Researchers from Monash University have undertaken a study using artificial intelligence (AI) to understand the reasons behind hospital readmissions. According to the university, the study involved using AI technology to examine 10 years’ worth of patient records. Specifically, that included 14,000 patient medical records and the details of over 327,000 hospital readmissions. Project lead Wray Buntine, who is also a professor of IT and data science at Monash University Faculty of IT, said the decision to carry out the research was underpinned by the need to lower hospital costs and improve the quality of care at hospitals. “This study utilised a rich source of clinical patient data to infer medical risk predictions and improve the quality of patient healthcare,” he said. “By examining these complex data sets, the machine learning algorithms we’ve developed can make predictions on medical risks, such as identifying if and when a patient will readmit and whether this can be avoided.”
From the research, the team developed an initial prediction model for two patient cohorts: Chronic liver disease and heart failure.
“The ability to accurately identify patients at risk of emergent readmission for chronic liver disease or heart failure may allow us to deliver timely interventions which prevent hospitalisation, thereby improving patient outcomes and contributing towards a sustainable healthcare system.”
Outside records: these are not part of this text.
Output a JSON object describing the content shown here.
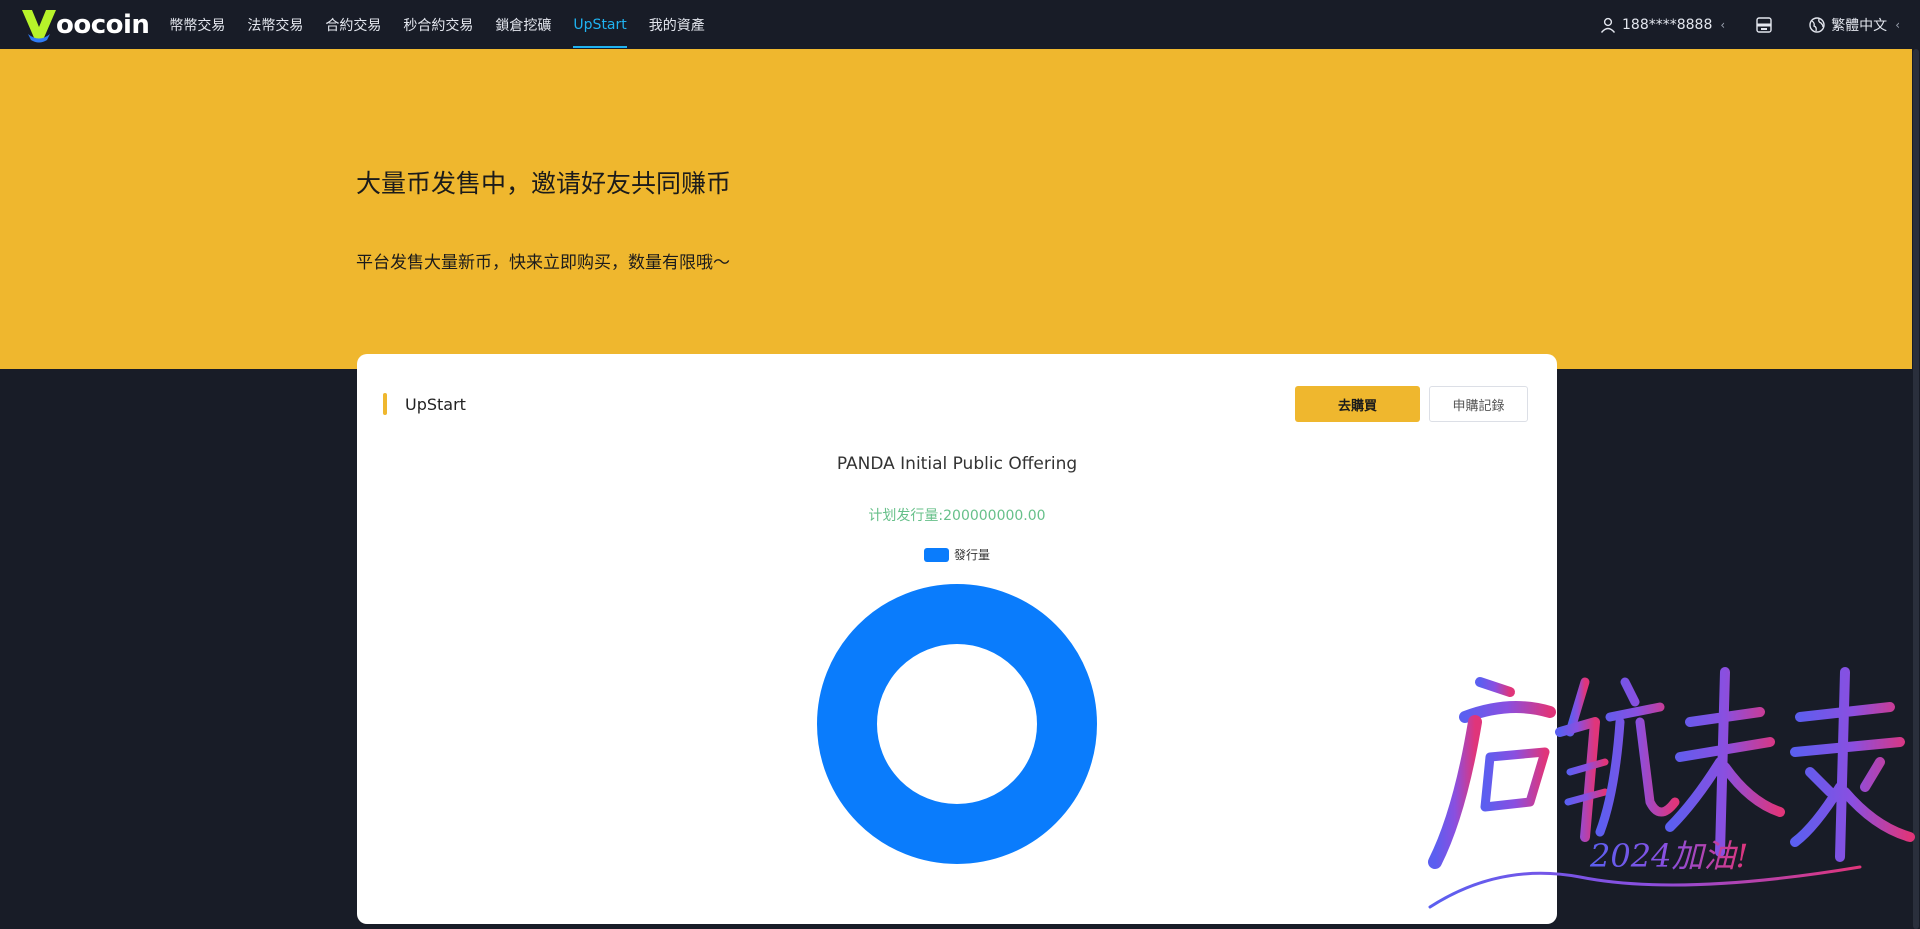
{
  "nav": {
    "logo_text": "oocoin",
    "items": [
      {
        "label": "幣幣交易",
        "active": false
      },
      {
        "label": "法幣交易",
        "active": false
      },
      {
        "label": "合約交易",
        "active": false
      },
      {
        "label": "秒合約交易",
        "active": false
      },
      {
        "label": "鎖倉挖礦",
        "active": false
      },
      {
        "label": "UpStart",
        "active": true
      },
      {
        "label": "我的資產",
        "active": false
      }
    ],
    "user": "188****8888",
    "language": "繁體中文",
    "icons": {
      "user": "user-icon",
      "download": "download-icon",
      "globe": "globe-icon"
    }
  },
  "banner": {
    "title": "大量币发售中，邀请好友共同赚币",
    "subtitle": "平台发售大量新币，快来立即购买，数量有限哦～"
  },
  "card": {
    "title": "UpStart",
    "buy_button": "去購買",
    "record_button": "申購記錄"
  },
  "chart_data": {
    "type": "pie",
    "title": "PANDA Initial Public Offering",
    "subtitle": "计划发行量:200000000.00",
    "categories": [
      "發行量"
    ],
    "values": [
      200000000
    ],
    "legend": "top-center",
    "colors": [
      "#0a7cfc"
    ]
  },
  "watermark": {
    "text": "启航未来",
    "subtext": "2024加油!"
  },
  "colors": {
    "nav_bg": "#181c27",
    "accent": "#efb72e",
    "active_nav": "#1fb2f0",
    "chart_blue": "#0a7cfc",
    "subtitle_green": "#67c08a"
  }
}
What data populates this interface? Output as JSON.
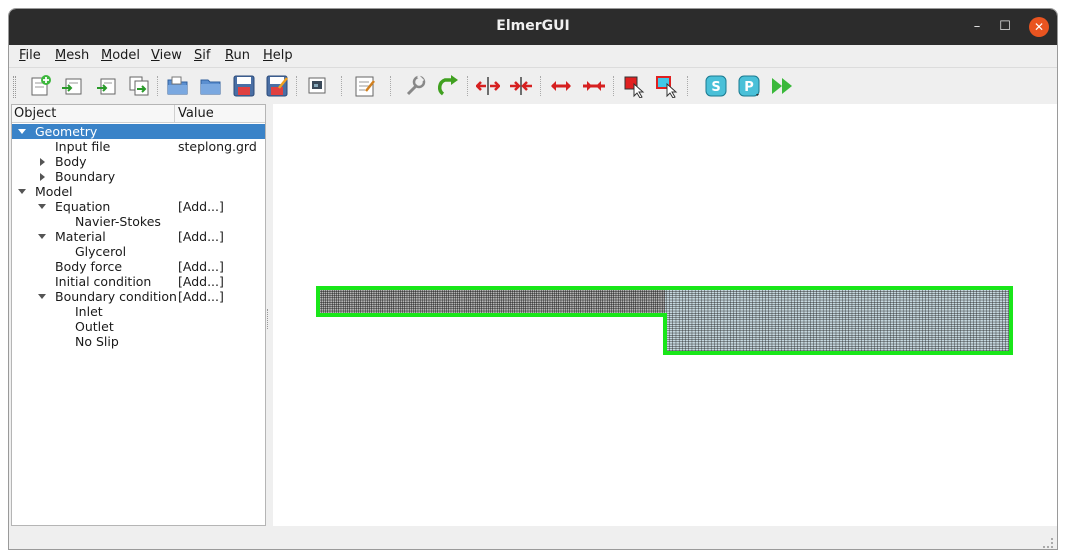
{
  "window": {
    "title": "ElmerGUI"
  },
  "window_controls": {
    "minimize": "–",
    "maximize": "☐",
    "close": "✕"
  },
  "menu": [
    {
      "first": "F",
      "rest": "ile"
    },
    {
      "first": "M",
      "rest": "esh"
    },
    {
      "first": "M",
      "rest": "odel"
    },
    {
      "first": "V",
      "rest": "iew"
    },
    {
      "first": "S",
      "rest": "if"
    },
    {
      "first": "R",
      "rest": "un"
    },
    {
      "first": "H",
      "rest": "elp"
    }
  ],
  "toolbar_icons": [
    "new-icon",
    "open-import-icon",
    "load-icon",
    "load-multiple-icon",
    "open-folder-icon",
    "folder-icon",
    "save-icon",
    "save-as-icon",
    "picture-icon",
    "edit-sif-icon",
    "wrench-icon",
    "redo-icon",
    "divide-surface-icon",
    "unify-surface-icon",
    "divide-edge-icon",
    "unify-edge-icon",
    "select-surface-icon",
    "select-edge-icon",
    "solver-icon",
    "post-icon",
    "run-icon"
  ],
  "tree": {
    "headers": {
      "object": "Object",
      "value": "Value"
    },
    "rows": [
      {
        "label": "Geometry",
        "value": "",
        "level": 0,
        "arrow": "down",
        "selected": true
      },
      {
        "label": "Input file",
        "value": "steplong.grd",
        "level": 1,
        "arrow": "",
        "selected": false
      },
      {
        "label": "Body",
        "value": "",
        "level": 1,
        "arrow": "right",
        "selected": false
      },
      {
        "label": "Boundary",
        "value": "",
        "level": 1,
        "arrow": "right",
        "selected": false
      },
      {
        "label": "Model",
        "value": "",
        "level": 0,
        "arrow": "down",
        "selected": false
      },
      {
        "label": "Equation",
        "value": "[Add...]",
        "level": 1,
        "arrow": "down",
        "selected": false
      },
      {
        "label": "Navier-Stokes",
        "value": "",
        "level": 2,
        "arrow": "",
        "selected": false
      },
      {
        "label": "Material",
        "value": "[Add...]",
        "level": 1,
        "arrow": "down",
        "selected": false
      },
      {
        "label": "Glycerol",
        "value": "",
        "level": 2,
        "arrow": "",
        "selected": false
      },
      {
        "label": "Body force",
        "value": "[Add...]",
        "level": 1,
        "arrow": "",
        "selected": false
      },
      {
        "label": "Initial condition",
        "value": "[Add...]",
        "level": 1,
        "arrow": "",
        "selected": false
      },
      {
        "label": "Boundary condition",
        "value": "[Add...]",
        "level": 1,
        "arrow": "down",
        "selected": false
      },
      {
        "label": "Inlet",
        "value": "",
        "level": 2,
        "arrow": "",
        "selected": false
      },
      {
        "label": "Outlet",
        "value": "",
        "level": 2,
        "arrow": "",
        "selected": false
      },
      {
        "label": "No Slip",
        "value": "",
        "level": 2,
        "arrow": "",
        "selected": false
      }
    ]
  },
  "colors": {
    "selection": "#3a83c8",
    "boundary": "#19e619",
    "mesh": "#111111",
    "close_button": "#e95420"
  }
}
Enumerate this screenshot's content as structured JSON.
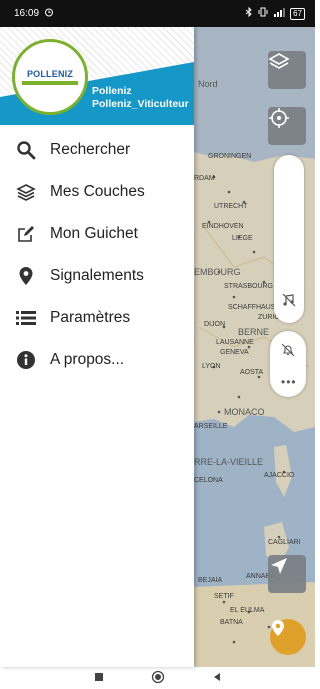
{
  "status_bar": {
    "time": "16:09",
    "alarm_icon": "alarm-clock-icon",
    "bluetooth_icon": "bluetooth-icon",
    "vibrate_icon": "vibrate-icon",
    "signal_icon": "signal-icon",
    "battery": "67"
  },
  "drawer": {
    "logo_text": "POLLENIZ",
    "account_name": "Polleniz",
    "account_role": "Polleniz_Viticulteur",
    "menu": [
      {
        "label": "Rechercher",
        "icon": "search-icon"
      },
      {
        "label": "Mes Couches",
        "icon": "layers-icon"
      },
      {
        "label": "Mon Guichet",
        "icon": "edit-icon"
      },
      {
        "label": "Signalements",
        "icon": "location-pin-icon"
      },
      {
        "label": "Paramètres",
        "icon": "list-icon"
      },
      {
        "label": "A propos...",
        "icon": "info-icon"
      }
    ]
  },
  "map": {
    "labels": [
      "Nord",
      "GRONINGEN",
      "RDAM",
      "UTRECHT",
      "EINDHOVEN",
      "LIEGE",
      "EMBOURG",
      "STRASBOURG",
      "SCHAFFHAUSEN",
      "ZURICH",
      "DIJON",
      "BERNE",
      "LAUSANNE",
      "GENEVA",
      "LYON",
      "AOSTA",
      "MONACO",
      "ARSEILLE",
      "RRE-LA-VIEILLE",
      "AJACCIO",
      "CELONA",
      "CAGLIARI",
      "BEJAIA",
      "ANNABA",
      "SETIF",
      "EL EULMA",
      "BATNA"
    ]
  },
  "nav_bar": {
    "recents_icon": "recents-square-icon",
    "home_icon": "home-circle-icon",
    "back_icon": "back-triangle-icon"
  },
  "colors": {
    "accent": "#1597c8",
    "logo_green": "#7ab22e",
    "fab": "#e0a12b"
  }
}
While the project is still ongoing and due to be completed in 2021, the researchers believe the initial findings could potentially be used to assist with predicting patient readmissions. In a separate announcement, Monash University, together with Queensland Health, Queensland University of Technology, New South Wales Health, Digital Health Cooperative Research Centre (CRC), University of Sydney, and Commonwealth Health, have partnered to build the Clinical Data and Analytics Platform (CDAP) to provide clinicians nationwide access to real-time analytics about the progress of the latest COVID-19 treatment strategies and clinical trial outcomes.
Monash University’s Ann Nicholson, who is leading the analytical modelling for the CDAP, said using a real-time analytics model would help clinicians and scientists better understand COVID-19. “This decision support tool will be used to predict which patients will need hospital and intensive care admission, as well as the likely outcomes of interventions, as we learn more about this disease over time,” she said.
CDAP clinic lead Tom Snelling said the need for a digital solution like the CDAP can help clinicians quickly adapt to changing conditions. “We need digital solutions that improve our knowledge of how best to manage people with COVID-19 in near real-time,” he said. “The CDAP has been built to rapidly extract and organise clinical data, which will help us learn why some people have severe disease and which treatments result in the best outcomes.”